Hughesy, Ed & Erin
- Genre: Comedy
- Running time: 180 minutes (6:00 am – 9:00 am)
- Country of origin: Australia
- Language(s): English
- Home station: 2Day FM
- Starring: Ed Kavalee Dave Hughes Erin Molan
- Produced by: Mindy Thomas
- Executive producer(s): Violet Merhi Mcfadyen
- Recording studio: Sydney
- Original release: 18 January 2021 – 7 August 2024
- Audio format: Stereophonic sound
- Website: www.hit.com.au/2day

= Hughesy, Ed & Erin =

Australian radio comedy show

Hughesy, Ed and Erin was an Australian breakfast radio show on 2Day FM. The show is hosted by Dave Hughes, Ed Kavalee and Erin Molan. A highlights package of the show, Hughesy, Ed & Erin's Happy Hour aired weeknights from 6 pm to 7 pm.

The show commenced on Monday, 18 January 2021.

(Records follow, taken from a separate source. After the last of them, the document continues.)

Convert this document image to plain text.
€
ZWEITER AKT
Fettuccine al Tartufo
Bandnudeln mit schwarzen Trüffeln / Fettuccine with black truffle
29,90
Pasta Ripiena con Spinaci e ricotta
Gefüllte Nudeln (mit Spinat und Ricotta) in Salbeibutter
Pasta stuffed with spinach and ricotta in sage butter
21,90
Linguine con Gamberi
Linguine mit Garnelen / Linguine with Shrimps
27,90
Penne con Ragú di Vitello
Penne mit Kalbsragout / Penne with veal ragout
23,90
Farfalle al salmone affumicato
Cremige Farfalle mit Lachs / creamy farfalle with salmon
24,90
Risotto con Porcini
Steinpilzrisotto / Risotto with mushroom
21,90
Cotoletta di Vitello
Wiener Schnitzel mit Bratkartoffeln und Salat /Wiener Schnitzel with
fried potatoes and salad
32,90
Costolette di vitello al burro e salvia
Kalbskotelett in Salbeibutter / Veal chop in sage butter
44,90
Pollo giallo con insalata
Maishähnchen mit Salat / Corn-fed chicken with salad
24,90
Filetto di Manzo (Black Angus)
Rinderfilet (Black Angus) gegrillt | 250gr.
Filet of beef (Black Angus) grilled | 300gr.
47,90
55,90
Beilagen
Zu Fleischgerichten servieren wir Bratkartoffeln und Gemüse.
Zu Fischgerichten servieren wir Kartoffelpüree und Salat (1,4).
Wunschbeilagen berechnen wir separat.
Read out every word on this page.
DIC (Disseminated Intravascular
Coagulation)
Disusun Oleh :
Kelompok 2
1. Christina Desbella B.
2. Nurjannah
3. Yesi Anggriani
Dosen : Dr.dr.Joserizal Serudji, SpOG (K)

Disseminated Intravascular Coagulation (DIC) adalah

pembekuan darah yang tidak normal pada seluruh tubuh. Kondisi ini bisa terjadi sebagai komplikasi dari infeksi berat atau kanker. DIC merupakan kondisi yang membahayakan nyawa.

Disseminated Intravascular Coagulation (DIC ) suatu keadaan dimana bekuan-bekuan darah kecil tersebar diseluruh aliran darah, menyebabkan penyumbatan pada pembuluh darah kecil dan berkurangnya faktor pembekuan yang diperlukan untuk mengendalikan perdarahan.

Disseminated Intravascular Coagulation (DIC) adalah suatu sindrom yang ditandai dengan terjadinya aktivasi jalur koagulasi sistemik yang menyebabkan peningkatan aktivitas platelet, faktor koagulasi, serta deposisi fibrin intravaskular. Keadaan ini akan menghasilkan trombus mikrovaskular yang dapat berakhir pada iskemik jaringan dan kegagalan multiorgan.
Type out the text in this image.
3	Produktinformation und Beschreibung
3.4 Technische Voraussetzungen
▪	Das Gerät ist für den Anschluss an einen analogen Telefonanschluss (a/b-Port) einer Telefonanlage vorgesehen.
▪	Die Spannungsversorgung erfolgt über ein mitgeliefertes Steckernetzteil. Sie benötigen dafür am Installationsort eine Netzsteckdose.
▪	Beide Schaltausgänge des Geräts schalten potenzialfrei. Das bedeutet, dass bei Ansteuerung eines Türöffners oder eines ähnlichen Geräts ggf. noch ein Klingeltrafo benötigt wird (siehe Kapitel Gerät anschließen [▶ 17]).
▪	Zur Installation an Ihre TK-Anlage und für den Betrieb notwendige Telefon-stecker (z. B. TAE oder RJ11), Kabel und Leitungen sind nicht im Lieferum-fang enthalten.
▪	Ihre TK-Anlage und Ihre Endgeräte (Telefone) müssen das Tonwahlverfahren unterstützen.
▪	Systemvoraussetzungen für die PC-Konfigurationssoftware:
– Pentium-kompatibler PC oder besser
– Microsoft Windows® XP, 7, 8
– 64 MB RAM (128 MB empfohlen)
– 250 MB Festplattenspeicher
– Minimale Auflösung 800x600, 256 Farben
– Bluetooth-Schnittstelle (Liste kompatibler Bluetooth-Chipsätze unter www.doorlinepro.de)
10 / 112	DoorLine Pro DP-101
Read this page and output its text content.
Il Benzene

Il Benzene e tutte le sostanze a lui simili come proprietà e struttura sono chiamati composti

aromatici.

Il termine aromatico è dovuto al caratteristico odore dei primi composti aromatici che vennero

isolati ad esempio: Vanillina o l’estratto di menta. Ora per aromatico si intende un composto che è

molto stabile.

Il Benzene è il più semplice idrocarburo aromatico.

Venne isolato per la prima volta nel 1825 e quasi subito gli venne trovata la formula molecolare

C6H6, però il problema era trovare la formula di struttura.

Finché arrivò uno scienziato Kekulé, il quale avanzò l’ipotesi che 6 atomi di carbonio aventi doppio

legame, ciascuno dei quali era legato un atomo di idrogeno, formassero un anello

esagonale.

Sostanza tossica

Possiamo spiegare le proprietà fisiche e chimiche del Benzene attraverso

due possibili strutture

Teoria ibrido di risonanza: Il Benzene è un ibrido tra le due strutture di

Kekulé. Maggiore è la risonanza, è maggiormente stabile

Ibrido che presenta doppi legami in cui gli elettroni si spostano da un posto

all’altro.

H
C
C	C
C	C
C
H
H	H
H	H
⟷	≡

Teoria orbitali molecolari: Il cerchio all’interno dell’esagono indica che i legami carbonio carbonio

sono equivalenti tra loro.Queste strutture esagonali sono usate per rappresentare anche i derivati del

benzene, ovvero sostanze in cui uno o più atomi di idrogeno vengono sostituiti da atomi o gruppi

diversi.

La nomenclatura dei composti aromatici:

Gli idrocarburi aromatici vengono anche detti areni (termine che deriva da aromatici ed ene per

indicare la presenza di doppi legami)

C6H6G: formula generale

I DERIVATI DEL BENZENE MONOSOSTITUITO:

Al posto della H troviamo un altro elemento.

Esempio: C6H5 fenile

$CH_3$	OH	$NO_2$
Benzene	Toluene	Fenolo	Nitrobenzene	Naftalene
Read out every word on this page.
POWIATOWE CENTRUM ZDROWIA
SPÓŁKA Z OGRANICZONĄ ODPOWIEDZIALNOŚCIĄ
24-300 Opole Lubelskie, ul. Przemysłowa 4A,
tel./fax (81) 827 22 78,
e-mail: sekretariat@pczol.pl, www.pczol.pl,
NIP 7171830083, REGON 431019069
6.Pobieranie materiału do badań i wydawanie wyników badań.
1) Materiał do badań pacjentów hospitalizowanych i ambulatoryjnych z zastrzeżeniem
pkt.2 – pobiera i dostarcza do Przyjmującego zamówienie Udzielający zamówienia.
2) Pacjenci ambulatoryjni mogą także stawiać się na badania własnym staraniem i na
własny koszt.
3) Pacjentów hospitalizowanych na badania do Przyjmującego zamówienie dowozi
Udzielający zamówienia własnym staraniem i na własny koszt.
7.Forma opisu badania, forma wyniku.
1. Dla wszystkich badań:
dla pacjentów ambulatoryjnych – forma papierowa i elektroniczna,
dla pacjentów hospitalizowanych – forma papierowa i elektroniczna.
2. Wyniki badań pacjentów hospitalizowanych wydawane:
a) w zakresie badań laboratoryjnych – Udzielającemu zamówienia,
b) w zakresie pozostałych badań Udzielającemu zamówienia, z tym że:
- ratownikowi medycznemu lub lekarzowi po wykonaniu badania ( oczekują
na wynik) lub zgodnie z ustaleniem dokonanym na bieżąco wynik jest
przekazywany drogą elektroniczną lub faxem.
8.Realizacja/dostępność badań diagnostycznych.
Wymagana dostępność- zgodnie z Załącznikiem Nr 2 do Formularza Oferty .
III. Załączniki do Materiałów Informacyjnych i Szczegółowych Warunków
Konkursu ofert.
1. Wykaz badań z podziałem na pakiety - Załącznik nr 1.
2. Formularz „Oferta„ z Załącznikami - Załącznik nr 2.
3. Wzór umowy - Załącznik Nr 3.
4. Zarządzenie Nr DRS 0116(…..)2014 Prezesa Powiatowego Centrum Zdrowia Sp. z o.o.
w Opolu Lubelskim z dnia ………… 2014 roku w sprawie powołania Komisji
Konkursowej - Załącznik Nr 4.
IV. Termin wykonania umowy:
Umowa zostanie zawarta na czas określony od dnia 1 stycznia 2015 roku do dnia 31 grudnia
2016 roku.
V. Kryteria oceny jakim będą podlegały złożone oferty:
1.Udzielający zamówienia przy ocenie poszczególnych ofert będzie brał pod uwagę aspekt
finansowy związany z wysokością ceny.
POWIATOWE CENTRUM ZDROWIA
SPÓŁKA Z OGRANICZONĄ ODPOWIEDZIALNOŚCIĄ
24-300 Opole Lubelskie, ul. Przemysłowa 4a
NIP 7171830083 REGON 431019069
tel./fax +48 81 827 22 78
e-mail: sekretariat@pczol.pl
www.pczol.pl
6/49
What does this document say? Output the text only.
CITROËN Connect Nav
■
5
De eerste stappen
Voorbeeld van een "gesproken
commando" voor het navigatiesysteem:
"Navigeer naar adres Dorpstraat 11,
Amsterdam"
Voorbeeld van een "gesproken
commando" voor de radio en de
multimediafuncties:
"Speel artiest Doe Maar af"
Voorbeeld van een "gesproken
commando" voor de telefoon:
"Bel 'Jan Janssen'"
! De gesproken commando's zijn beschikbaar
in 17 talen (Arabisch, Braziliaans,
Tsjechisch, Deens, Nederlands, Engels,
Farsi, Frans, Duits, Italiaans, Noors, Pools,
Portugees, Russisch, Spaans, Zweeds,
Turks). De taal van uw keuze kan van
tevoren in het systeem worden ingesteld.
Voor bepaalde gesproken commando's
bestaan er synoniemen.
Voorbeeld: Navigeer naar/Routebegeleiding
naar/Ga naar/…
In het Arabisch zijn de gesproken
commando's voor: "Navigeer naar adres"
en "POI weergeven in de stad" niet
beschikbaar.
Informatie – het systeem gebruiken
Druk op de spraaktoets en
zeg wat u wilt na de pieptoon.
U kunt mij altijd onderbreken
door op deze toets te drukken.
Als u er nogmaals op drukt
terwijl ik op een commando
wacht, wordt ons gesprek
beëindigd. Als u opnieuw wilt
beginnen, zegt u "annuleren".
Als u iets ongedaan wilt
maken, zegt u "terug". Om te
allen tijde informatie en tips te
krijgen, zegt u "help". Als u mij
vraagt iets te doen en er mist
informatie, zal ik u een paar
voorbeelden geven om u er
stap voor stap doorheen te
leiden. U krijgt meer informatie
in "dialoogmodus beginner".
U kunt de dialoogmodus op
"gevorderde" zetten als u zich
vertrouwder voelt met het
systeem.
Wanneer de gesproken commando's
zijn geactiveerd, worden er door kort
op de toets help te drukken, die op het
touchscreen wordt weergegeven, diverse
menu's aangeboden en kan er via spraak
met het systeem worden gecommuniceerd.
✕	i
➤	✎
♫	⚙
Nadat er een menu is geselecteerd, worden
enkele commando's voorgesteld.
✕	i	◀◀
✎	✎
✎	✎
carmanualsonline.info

A daily podcast featuring the best bits from each show is available on LiSTNR as is the podcast for all Hit Network breakfast shows in Australia.

== History ==
In November 2020, Southern Cross Austereo announced that Dave Hughes, Ed Kavalee and Erin Molan would replace Jamie Angel's Music for Breakfast to host Hughesy, Ed and Erin Molan from Monday, 18 January 2021. A one-hour highlights package will air nationally at 6 pm across the Hit Network.

In December 2021, Jack Laurence resigned as anchor of the show.

In August 2024, Southern Cross Austereo announced that the show had been axed with 2Day FM taking a new direction. The last show aired on Wednesday 7 August. Jimmy & Nath will host breakfast for the remainder of the year.